Desert rose: Delicate flowers flourish in Arizona: State is home to more than 1,000 varieties of rosebushes
LITCHFIELD PARK, Ariz. – When you think roses, you might think California. But last year, Arizona exported about 75 percent of the rosebushes in the U.S., local rose grower Tyler Francis said.
People may think roses can’t grow in the desert heat, but local horticulturist Noelle Johnson has dedicated her work to finding the variations that thrive here.
“So the roses in my garden are put here to see how do they do, and the growers ask me for my feedback,” said Johnson, who lives in Chandler. “One of the most exciting things for me is getting free roses in the mail, and I put them in my garden and see what happens.”
When Johnson moved to Arizona from California, she said she killed nearly 40 rose plants. That’s what inspired her to become a horticulturist.
“You have to know what you’re growing for your region,” Johnson said. “The Southwest isn’t just succulents and cactus, we can grow lots of things.”
Johnson grows a wide variety of flowers, fruits and vegetables in her backyard and keeps a special section just for her own rose plants and test roses.
Growers around the world test their variations in Arizona, and the climate here allows the roses to bloom for nearly eight out of 12 months.
“You can have roses in the spring, fall and even blooming at Christmas,” Johnson said.
Although the summer months aren’t the best for a full blooming rose, Francis described the overall climate here as “perfect.”
Litchfield Park-based Francis Roses is one of four commercial rose growers in the state.
In December, Francis will ship out about 5 million bushes that range from the traditional “Mr.

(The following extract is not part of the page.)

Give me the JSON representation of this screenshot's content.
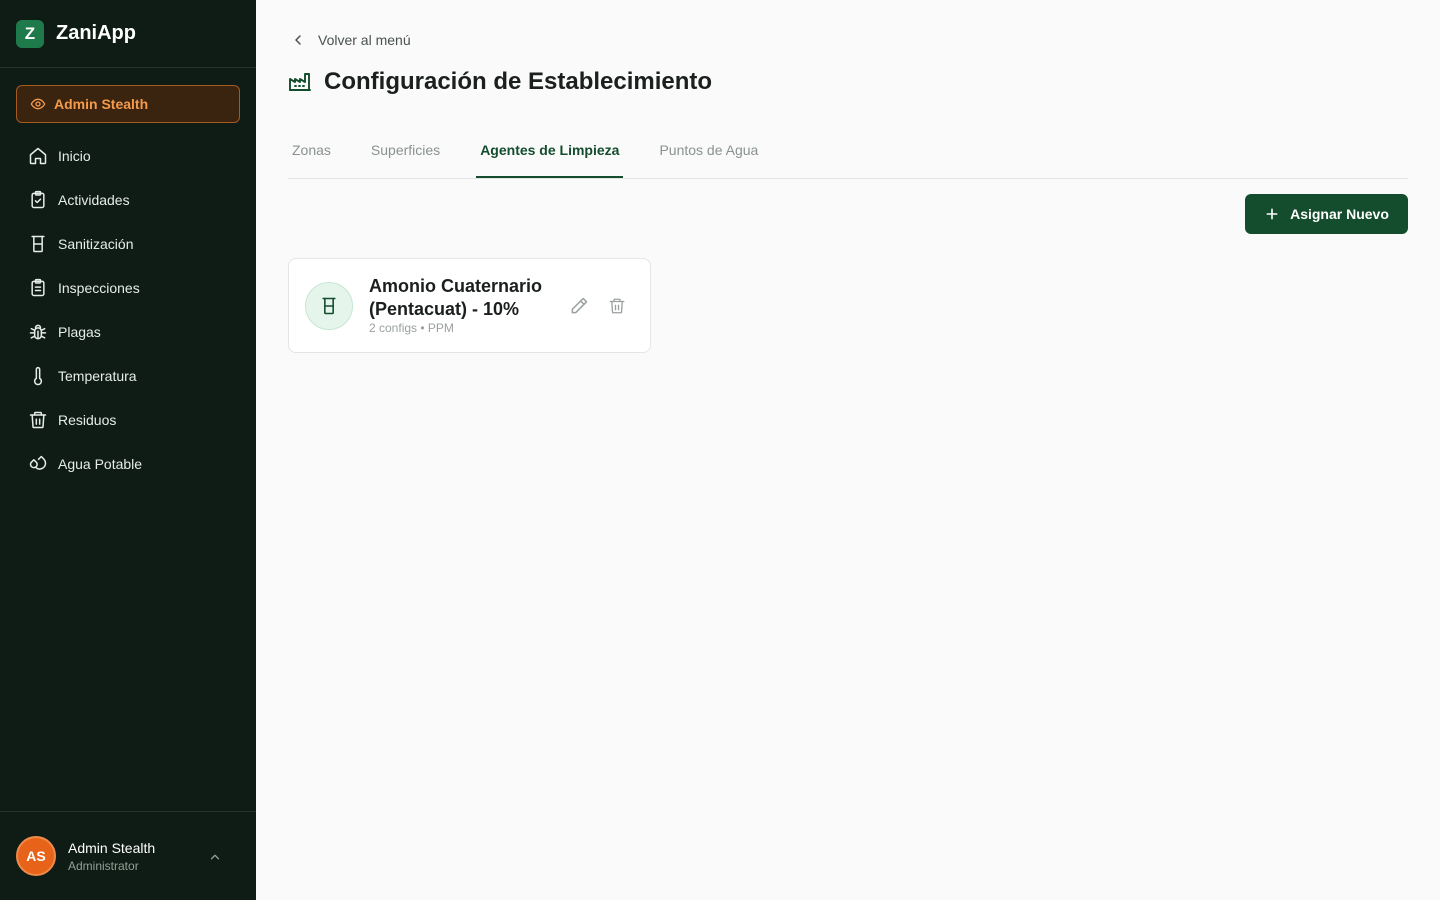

Johnson” red roses and David Austin English roses, to striped, colorful blooms.
“We grow over a thousand different rose bushes on this farm,” Francis said. “Of that, there are 50 reds, so there’s lot of different variations. The best thing to do (when choosing a rose) is the one that draws you in is the one you should buy.”

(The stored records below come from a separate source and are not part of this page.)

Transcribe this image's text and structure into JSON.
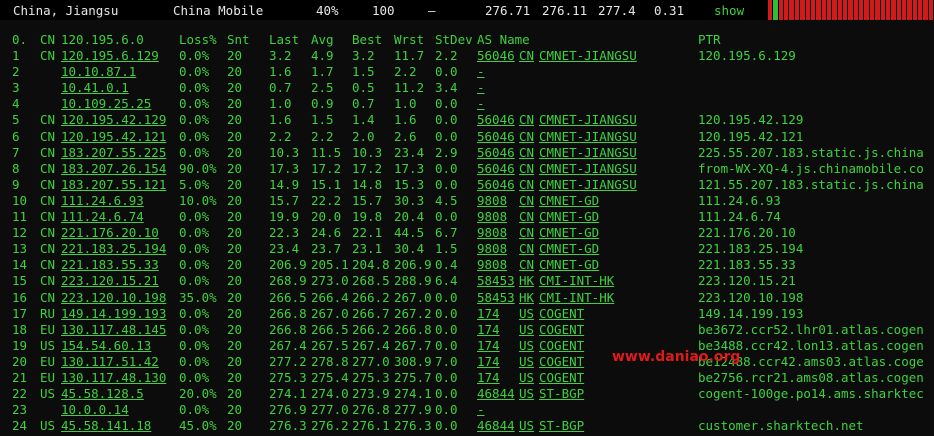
{
  "summary": {
    "location": "China, Jiangsu",
    "isp": "China Mobile",
    "loss": "40%",
    "sent": "100",
    "dash": "–",
    "v1": "276.71",
    "v2": "276.11",
    "v3": "277.4",
    "v4": "0.31",
    "show_label": "show"
  },
  "history_bar": [
    "red",
    "green",
    "red",
    "red",
    "red",
    "red",
    "red",
    "red",
    "red",
    "red",
    "red",
    "red",
    "red",
    "red",
    "red",
    "red",
    "red",
    "red",
    "red",
    "red",
    "red",
    "red",
    "red",
    "red",
    "red",
    "red",
    "red",
    "red",
    "red",
    "red",
    "red"
  ],
  "headers": {
    "idx": "0.",
    "cc": "CN",
    "host": "120.195.6.0",
    "loss": "Loss%",
    "snt": "Snt",
    "last": "Last",
    "avg": "Avg",
    "best": "Best",
    "wrst": "Wrst",
    "stdev": "StDev",
    "as": "AS Name",
    "ptr": "PTR"
  },
  "rows": [
    {
      "idx": "1",
      "cc": "CN",
      "host": "120.195.6.129",
      "loss": "0.0%",
      "snt": "20",
      "last": "3.2",
      "avg": "4.9",
      "best": "3.2",
      "wrst": "11.7",
      "stdev": "2.2",
      "asn": "56046",
      "ascc": "CN",
      "asname": "CMNET-JIANGSU",
      "ptr": "120.195.6.129"
    },
    {
      "idx": "2",
      "cc": "",
      "host": "10.10.87.1",
      "loss": "0.0%",
      "snt": "20",
      "last": "1.6",
      "avg": "1.7",
      "best": "1.5",
      "wrst": "2.2",
      "stdev": "0.0",
      "asn": "-",
      "ascc": "",
      "asname": "",
      "ptr": ""
    },
    {
      "idx": "3",
      "cc": "",
      "host": "10.41.0.1",
      "loss": "0.0%",
      "snt": "20",
      "last": "0.7",
      "avg": "2.5",
      "best": "0.5",
      "wrst": "11.2",
      "stdev": "3.4",
      "asn": "-",
      "ascc": "",
      "asname": "",
      "ptr": ""
    },
    {
      "idx": "4",
      "cc": "",
      "host": "10.109.25.25",
      "loss": "0.0%",
      "snt": "20",
      "last": "1.0",
      "avg": "0.9",
      "best": "0.7",
      "wrst": "1.0",
      "stdev": "0.0",
      "asn": "-",
      "ascc": "",
      "asname": "",
      "ptr": ""
    },
    {
      "idx": "5",
      "cc": "CN",
      "host": "120.195.42.129",
      "loss": "0.0%",
      "snt": "20",
      "last": "1.6",
      "avg": "1.5",
      "best": "1.4",
      "wrst": "1.6",
      "stdev": "0.0",
      "asn": "56046",
      "ascc": "CN",
      "asname": "CMNET-JIANGSU",
      "ptr": "120.195.42.129"
    },
    {
      "idx": "6",
      "cc": "CN",
      "host": "120.195.42.121",
      "loss": "0.0%",
      "snt": "20",
      "last": "2.2",
      "avg": "2.2",
      "best": "2.0",
      "wrst": "2.6",
      "stdev": "0.0",
      "asn": "56046",
      "ascc": "CN",
      "asname": "CMNET-JIANGSU",
      "ptr": "120.195.42.121"
    },
    {
      "idx": "7",
      "cc": "CN",
      "host": "183.207.55.225",
      "loss": "0.0%",
      "snt": "20",
      "last": "10.3",
      "avg": "11.5",
      "best": "10.3",
      "wrst": "23.4",
      "stdev": "2.9",
      "asn": "56046",
      "ascc": "CN",
      "asname": "CMNET-JIANGSU",
      "ptr": "225.55.207.183.static.js.china"
    },
    {
      "idx": "8",
      "cc": "CN",
      "host": "183.207.26.154",
      "loss": "90.0%",
      "snt": "20",
      "last": "17.3",
      "avg": "17.2",
      "best": "17.2",
      "wrst": "17.3",
      "stdev": "0.0",
      "asn": "56046",
      "ascc": "CN",
      "asname": "CMNET-JIANGSU",
      "ptr": "from-WX-XQ-4.js.chinamobile.co"
    },
    {
      "idx": "9",
      "cc": "CN",
      "host": "183.207.55.121",
      "loss": "5.0%",
      "snt": "20",
      "last": "14.9",
      "avg": "15.1",
      "best": "14.8",
      "wrst": "15.3",
      "stdev": "0.0",
      "asn": "56046",
      "ascc": "CN",
      "asname": "CMNET-JIANGSU",
      "ptr": "121.55.207.183.static.js.china"
    },
    {
      "idx": "10",
      "cc": "CN",
      "host": "111.24.6.93",
      "loss": "10.0%",
      "snt": "20",
      "last": "15.7",
      "avg": "22.2",
      "best": "15.7",
      "wrst": "30.3",
      "stdev": "4.5",
      "asn": "9808",
      "ascc": "CN",
      "asname": "CMNET-GD",
      "ptr": "111.24.6.93"
    },
    {
      "idx": "11",
      "cc": "CN",
      "host": "111.24.6.74",
      "loss": "0.0%",
      "snt": "20",
      "last": "19.9",
      "avg": "20.0",
      "best": "19.8",
      "wrst": "20.4",
      "stdev": "0.0",
      "asn": "9808",
      "ascc": "CN",
      "asname": "CMNET-GD",
      "ptr": "111.24.6.74"
    },
    {
      "idx": "12",
      "cc": "CN",
      "host": "221.176.20.10",
      "loss": "0.0%",
      "snt": "20",
      "last": "22.3",
      "avg": "24.6",
      "best": "22.1",
      "wrst": "44.5",
      "stdev": "6.7",
      "asn": "9808",
      "ascc": "CN",
      "asname": "CMNET-GD",
      "ptr": "221.176.20.10"
    },
    {
      "idx": "13",
      "cc": "CN",
      "host": "221.183.25.194",
      "loss": "0.0%",
      "snt": "20",
      "last": "23.4",
      "avg": "23.7",
      "best": "23.1",
      "wrst": "30.4",
      "stdev": "1.5",
      "asn": "9808",
      "ascc": "CN",
      "asname": "CMNET-GD",
      "ptr": "221.183.25.194"
    },
    {
      "idx": "14",
      "cc": "CN",
      "host": "221.183.55.33",
      "loss": "0.0%",
      "snt": "20",
      "last": "206.9",
      "avg": "205.1",
      "best": "204.8",
      "wrst": "206.9",
      "stdev": "0.4",
      "asn": "9808",
      "ascc": "CN",
      "asname": "CMNET-GD",
      "ptr": "221.183.55.33"
    },
    {
      "idx": "15",
      "cc": "CN",
      "host": "223.120.15.21",
      "loss": "0.0%",
      "snt": "20",
      "last": "268.9",
      "avg": "273.0",
      "best": "268.5",
      "wrst": "288.9",
      "stdev": "6.4",
      "asn": "58453",
      "ascc": "HK",
      "asname": "CMI-INT-HK",
      "ptr": "223.120.15.21"
    },
    {
      "idx": "16",
      "cc": "CN",
      "host": "223.120.10.198",
      "loss": "35.0%",
      "snt": "20",
      "last": "266.5",
      "avg": "266.4",
      "best": "266.2",
      "wrst": "267.0",
      "stdev": "0.0",
      "asn": "58453",
      "ascc": "HK",
      "asname": "CMI-INT-HK",
      "ptr": "223.120.10.198"
    },
    {
      "idx": "17",
      "cc": "RU",
      "host": "149.14.199.193",
      "loss": "0.0%",
      "snt": "20",
      "last": "266.8",
      "avg": "267.0",
      "best": "266.7",
      "wrst": "267.2",
      "stdev": "0.0",
      "asn": "174",
      "ascc": "US",
      "asname": "COGENT",
      "ptr": "149.14.199.193"
    },
    {
      "idx": "18",
      "cc": "EU",
      "host": "130.117.48.145",
      "loss": "0.0%",
      "snt": "20",
      "last": "266.8",
      "avg": "266.5",
      "best": "266.2",
      "wrst": "266.8",
      "stdev": "0.0",
      "asn": "174",
      "ascc": "US",
      "asname": "COGENT",
      "ptr": "be3672.ccr52.lhr01.atlas.cogen"
    },
    {
      "idx": "19",
      "cc": "US",
      "host": "154.54.60.13",
      "loss": "0.0%",
      "snt": "20",
      "last": "267.4",
      "avg": "267.5",
      "best": "267.4",
      "wrst": "267.7",
      "stdev": "0.0",
      "asn": "174",
      "ascc": "US",
      "asname": "COGENT",
      "ptr": "be3488.ccr42.lon13.atlas.cogen"
    },
    {
      "idx": "20",
      "cc": "EU",
      "host": "130.117.51.42",
      "loss": "0.0%",
      "snt": "20",
      "last": "277.2",
      "avg": "278.8",
      "best": "277.0",
      "wrst": "308.9",
      "stdev": "7.0",
      "asn": "174",
      "ascc": "US",
      "asname": "COGENT",
      "ptr": "be12488.ccr42.ams03.atlas.coge"
    },
    {
      "idx": "21",
      "cc": "EU",
      "host": "130.117.48.130",
      "loss": "0.0%",
      "snt": "20",
      "last": "275.3",
      "avg": "275.4",
      "best": "275.3",
      "wrst": "275.7",
      "stdev": "0.0",
      "asn": "174",
      "ascc": "US",
      "asname": "COGENT",
      "ptr": "be2756.rcr21.ams08.atlas.cogen"
    },
    {
      "idx": "22",
      "cc": "US",
      "host": "45.58.128.5",
      "loss": "20.0%",
      "snt": "20",
      "last": "274.1",
      "avg": "274.0",
      "best": "273.9",
      "wrst": "274.1",
      "stdev": "0.0",
      "asn": "46844",
      "ascc": "US",
      "asname": "ST-BGP",
      "ptr": "cogent-100ge.po14.ams.sharktec"
    },
    {
      "idx": "23",
      "cc": "",
      "host": "10.0.0.14",
      "loss": "0.0%",
      "snt": "20",
      "last": "276.9",
      "avg": "277.0",
      "best": "276.8",
      "wrst": "277.9",
      "stdev": "0.0",
      "asn": "-",
      "ascc": "",
      "asname": "",
      "ptr": ""
    },
    {
      "idx": "24",
      "cc": "US",
      "host": "45.58.141.18",
      "loss": "45.0%",
      "snt": "20",
      "last": "276.3",
      "avg": "276.2",
      "best": "276.1",
      "wrst": "276.3",
      "stdev": "0.0",
      "asn": "46844",
      "ascc": "US",
      "asname": "ST-BGP",
      "ptr": "customer.sharktech.net"
    }
  ],
  "watermark": "www.daniao.org"
}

Francis’ family has been growing roses on its 2,000-acre farm in the Phoenix area for about 20 years. They sell to wholesalers and nurseries.
These rosebushes might end up in your backyard, but they likely won’t be cut to create your flower bouquets.
Most stem-cut roses are imported from overseas, and they might last up to two weeks with proper care. But local growers said planting a rosebush in Arizona will allow for blooms almost year round.
“Roses get a bad rap for being finicky, but they’re not,” Francis said. “They’re very, very hardy plants. If you give them a little bit of love and attention and you water them, you don’t need to be a pro.”
Francis said the rosebushes are a $500 million industry in the U.S. And roses make up a significant part of Arizona’s agricultural industry, he said.
“I would really like to see 5 C’s (copper, cattle, cotton, citrus and climate) and an R because we really are the cornerstone of the entire rose industry here in Arizona,” Francis said. “It’s something all Arizonans should be proud of.”
In fact, one of the largest roses bushes in the world is in Tombstone and covers about 9,000 square feet, according to NPR.
As for Johnson, she said residents can show their pride by getting out our gardening gear: “Grow roses. Life is short!”